QC Chemist III

Posting Date: [Insert Date]

Country: United States

State: New York

Location: Central Islip

QC Chemist III - Central Islip, NY

Perform analytical testing for Raw Materials, Finished and In-Process drug substances and products, including related compounds, assay, content uniformity, dissolution, blend uniformity, Karl Fischer titration, and other physical tests using instruments such as HPLC, UV/VIS, Dissolution (USP I, II & III), and FTIR. Execute method validations for drug substances and drug products, including related compounds, assay, dissolution, content uniformity, and blend uniformity, in accordance with ICH guidelines, USP, and FDA requirements.

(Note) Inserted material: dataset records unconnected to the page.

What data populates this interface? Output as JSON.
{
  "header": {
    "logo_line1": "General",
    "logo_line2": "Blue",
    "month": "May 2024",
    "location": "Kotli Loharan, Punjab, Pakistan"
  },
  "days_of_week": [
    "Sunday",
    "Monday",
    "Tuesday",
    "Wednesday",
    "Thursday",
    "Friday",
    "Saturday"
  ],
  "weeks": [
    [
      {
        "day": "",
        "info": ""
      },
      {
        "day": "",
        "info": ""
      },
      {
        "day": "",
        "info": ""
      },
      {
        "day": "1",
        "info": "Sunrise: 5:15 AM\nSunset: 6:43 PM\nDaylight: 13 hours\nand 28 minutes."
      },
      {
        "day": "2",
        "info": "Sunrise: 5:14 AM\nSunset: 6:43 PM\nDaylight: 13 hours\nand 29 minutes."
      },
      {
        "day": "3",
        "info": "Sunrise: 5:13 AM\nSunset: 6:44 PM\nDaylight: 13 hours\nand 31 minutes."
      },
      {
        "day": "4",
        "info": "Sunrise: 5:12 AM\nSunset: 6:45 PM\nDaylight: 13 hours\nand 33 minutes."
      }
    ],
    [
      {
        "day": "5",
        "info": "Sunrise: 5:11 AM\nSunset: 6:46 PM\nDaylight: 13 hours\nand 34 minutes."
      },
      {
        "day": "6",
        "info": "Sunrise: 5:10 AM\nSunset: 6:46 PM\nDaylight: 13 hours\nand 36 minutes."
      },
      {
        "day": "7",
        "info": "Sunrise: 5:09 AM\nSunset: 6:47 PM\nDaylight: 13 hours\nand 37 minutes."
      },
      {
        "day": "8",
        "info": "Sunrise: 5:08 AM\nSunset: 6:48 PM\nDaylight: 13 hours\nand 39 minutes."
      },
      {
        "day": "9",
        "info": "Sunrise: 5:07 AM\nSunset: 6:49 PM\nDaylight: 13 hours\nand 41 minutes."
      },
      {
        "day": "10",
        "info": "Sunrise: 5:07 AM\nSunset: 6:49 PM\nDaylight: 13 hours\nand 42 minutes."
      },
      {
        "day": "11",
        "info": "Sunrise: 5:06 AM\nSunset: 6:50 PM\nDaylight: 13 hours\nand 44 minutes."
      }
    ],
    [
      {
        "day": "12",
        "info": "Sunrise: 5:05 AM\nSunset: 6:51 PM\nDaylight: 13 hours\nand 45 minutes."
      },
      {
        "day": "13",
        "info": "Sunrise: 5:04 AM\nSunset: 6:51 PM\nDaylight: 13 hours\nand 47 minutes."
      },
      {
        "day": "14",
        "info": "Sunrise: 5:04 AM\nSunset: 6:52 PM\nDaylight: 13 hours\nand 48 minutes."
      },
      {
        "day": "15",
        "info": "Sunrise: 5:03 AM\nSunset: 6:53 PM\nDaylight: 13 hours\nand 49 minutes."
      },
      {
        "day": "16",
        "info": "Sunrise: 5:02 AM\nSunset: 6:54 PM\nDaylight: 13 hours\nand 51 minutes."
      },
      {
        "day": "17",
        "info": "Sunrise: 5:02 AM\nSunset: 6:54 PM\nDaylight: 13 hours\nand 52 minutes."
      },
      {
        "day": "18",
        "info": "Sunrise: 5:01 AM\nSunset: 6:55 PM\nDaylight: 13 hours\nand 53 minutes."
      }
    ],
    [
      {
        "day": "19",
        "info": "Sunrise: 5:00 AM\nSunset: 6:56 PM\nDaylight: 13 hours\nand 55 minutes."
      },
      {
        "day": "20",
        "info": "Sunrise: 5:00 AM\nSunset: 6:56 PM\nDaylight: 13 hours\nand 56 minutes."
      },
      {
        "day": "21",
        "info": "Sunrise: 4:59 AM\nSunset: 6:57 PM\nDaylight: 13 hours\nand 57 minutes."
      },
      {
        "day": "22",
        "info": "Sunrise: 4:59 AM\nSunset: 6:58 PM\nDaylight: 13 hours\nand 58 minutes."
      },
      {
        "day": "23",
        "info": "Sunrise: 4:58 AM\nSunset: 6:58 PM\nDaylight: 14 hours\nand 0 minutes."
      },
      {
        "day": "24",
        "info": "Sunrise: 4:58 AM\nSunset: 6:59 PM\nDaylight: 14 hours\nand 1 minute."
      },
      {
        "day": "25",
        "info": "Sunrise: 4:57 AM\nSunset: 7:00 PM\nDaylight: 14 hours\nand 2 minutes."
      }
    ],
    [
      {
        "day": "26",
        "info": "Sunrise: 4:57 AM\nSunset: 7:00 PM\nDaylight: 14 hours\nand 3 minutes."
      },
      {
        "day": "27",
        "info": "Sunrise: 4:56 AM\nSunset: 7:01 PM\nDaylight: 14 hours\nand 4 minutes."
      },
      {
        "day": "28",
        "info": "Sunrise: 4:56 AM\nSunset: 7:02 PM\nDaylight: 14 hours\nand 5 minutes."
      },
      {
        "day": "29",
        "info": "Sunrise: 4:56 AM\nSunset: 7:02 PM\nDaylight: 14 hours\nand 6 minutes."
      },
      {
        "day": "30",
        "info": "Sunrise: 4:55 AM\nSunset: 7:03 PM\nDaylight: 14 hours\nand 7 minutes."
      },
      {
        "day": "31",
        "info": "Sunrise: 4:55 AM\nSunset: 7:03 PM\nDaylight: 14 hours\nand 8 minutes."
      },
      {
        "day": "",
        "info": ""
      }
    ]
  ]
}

Collaborate effectively within a cross-disciplinary team, develop efficient analytical procedures, and draft/review laboratory SOPs. Identify discrepancies, investigate OOS/OOT results, and perform peer reviews of analytical reports. Maintain QC lab systems to ensure compliance with industry standards.

• Master of Science Degree in Chemistry, Pharmaceutical Sciences, or a related field.
• At least 1 year of experience in drug safety and/or quality control.
• Experience in analyzing and monitoring stability studies under various conditions for out-of-trend results.
• Experience validating analytical methods for assay, dissolution, and related compounds, including precision, accuracy, recovery, linearity, robustness, LOD, and LOQ, using HPLC, GC, and UV spectrophotometry per ICH and FDA guidelines.
• Proficiency with instruments such as HPLC, UV/VIS, Dissolution (USP I, II & III), and FTIR.
• Ability to operate and troubleshoot analytical instruments effectively.
• Experience with various analytical methods for drug products, including related substances, assay, dissolution, and cleaning methods for solid orals, liquid orals, ophthalmic, and injectables.

Work hours: Monday to Friday, 9 am - 5 pm. Must have proof of legal authority to work in the United States. Salary range: $78,374 - $96,000 annually.